Dennoch zeigen einige Länder mit hohem Ausbaugrad erneuerbarer Energien erhöhte Endkundenpreise. Dies führt oft zu der fehlerhaften Annahme, erneuerbare Energien würden den Strom „an sich“ verteuern. In Wirklichkeit liegen die Ursachen überwiegend im System rund um die Stromerzeugung und nicht in den erneuerbaren Technologien selbst.
Günstige Stromerzeugung aus erneuerbaren Quellen
Erneuerbare Energien verursachen im Betrieb nahezu keine Brennstoffkosten. Windräder und Solaranlagen benötigen weder Gas noch Kohle, was sie unabhängig von volatilen Weltmarktpreisen macht. An Strombörsen führt dies zu sinkenden Marktpreisen, sobald Wind und Sonne reichlich verfügbar sind.
Dieser sogenannte Merit-Order-Effekt bewirkt, dass teure Kraftwerke durch ihre Einspeisung aus dem Markt gedrängt werden. Länder wie Deutschland beobachten deshalb zunehmend Stunden mit sehr niedrigen oder sogar negativen Börsenstrompreisen. Diese günstigen Erzeugungskosten schlagen sich jedoch nicht automatisch in niedrigen Endkundenpreisen nieder.
Netzausbau als wesentlicher Kostentreiber
Ein entscheidender Faktor für steigende Strompreise in Ländern mit hohem Anteil erneuerbarer Energien ist der notwendige Ausbau der Stromnetze.
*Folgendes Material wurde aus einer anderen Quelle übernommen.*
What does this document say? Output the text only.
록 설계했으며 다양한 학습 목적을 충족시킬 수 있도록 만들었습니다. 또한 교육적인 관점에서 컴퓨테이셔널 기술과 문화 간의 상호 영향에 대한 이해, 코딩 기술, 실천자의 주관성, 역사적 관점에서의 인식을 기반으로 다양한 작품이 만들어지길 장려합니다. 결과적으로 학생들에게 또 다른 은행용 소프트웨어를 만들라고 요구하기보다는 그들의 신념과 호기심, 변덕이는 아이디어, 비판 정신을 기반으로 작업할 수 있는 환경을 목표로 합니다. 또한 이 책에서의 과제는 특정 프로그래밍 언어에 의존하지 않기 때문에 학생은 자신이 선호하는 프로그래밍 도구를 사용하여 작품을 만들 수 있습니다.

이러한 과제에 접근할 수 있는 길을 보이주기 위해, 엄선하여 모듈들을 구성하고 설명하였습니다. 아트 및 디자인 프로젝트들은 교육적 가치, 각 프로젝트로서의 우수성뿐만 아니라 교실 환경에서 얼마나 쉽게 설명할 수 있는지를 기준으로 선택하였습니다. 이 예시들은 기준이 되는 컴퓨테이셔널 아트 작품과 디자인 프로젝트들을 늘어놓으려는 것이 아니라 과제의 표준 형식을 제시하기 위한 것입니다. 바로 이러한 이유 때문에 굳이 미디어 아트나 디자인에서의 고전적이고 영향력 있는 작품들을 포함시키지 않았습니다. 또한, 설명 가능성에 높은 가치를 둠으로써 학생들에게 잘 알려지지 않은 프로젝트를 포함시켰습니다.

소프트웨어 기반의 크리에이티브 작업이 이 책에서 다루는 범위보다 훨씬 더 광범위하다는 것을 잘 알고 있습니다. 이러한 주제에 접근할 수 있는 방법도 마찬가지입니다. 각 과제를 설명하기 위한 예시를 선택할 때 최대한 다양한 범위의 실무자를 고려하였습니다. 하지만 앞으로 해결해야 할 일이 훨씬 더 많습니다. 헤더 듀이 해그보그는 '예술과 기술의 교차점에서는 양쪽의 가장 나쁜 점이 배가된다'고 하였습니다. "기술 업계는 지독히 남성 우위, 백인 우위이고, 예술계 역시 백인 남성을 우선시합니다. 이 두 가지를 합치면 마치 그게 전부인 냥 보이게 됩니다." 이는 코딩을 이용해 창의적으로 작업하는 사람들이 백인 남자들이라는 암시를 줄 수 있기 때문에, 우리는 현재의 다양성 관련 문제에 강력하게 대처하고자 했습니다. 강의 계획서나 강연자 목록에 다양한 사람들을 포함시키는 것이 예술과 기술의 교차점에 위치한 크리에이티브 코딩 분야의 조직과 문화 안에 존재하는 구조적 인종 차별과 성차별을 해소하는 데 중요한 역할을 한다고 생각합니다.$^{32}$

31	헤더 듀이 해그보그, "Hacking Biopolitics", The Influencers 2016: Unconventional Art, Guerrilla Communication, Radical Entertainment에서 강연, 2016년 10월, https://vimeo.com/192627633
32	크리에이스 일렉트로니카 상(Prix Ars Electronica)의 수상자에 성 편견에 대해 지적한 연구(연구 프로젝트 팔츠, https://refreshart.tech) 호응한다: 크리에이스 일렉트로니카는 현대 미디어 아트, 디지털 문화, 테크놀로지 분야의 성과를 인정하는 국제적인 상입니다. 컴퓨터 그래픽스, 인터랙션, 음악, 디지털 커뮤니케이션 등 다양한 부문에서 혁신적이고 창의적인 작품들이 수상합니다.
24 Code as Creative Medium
Windstrom wird häufig in Regionen erzeugt, die weit von Industriezonen oder Ballungsräumen entfernt liegen. Besonders Offshore-Windparks in Nord- und Ostsee müssen ihren Strom über Hunderte Kilometer in die Verbrauchszentren transportieren.
Der Aufbau leistungsfähiger Nord-Süd-Trassen, neuer Umspannwerke und zusätzlicher Regeltechnik ist teuer und dieser Kostenblock wird über die Netzentgelte direkt an die Verbraucher weitergegeben. Je schneller und größer der Ausbau erneuerbarer Energien erfolgt, desto stärker fallen diese Netzkosten ins Gewicht.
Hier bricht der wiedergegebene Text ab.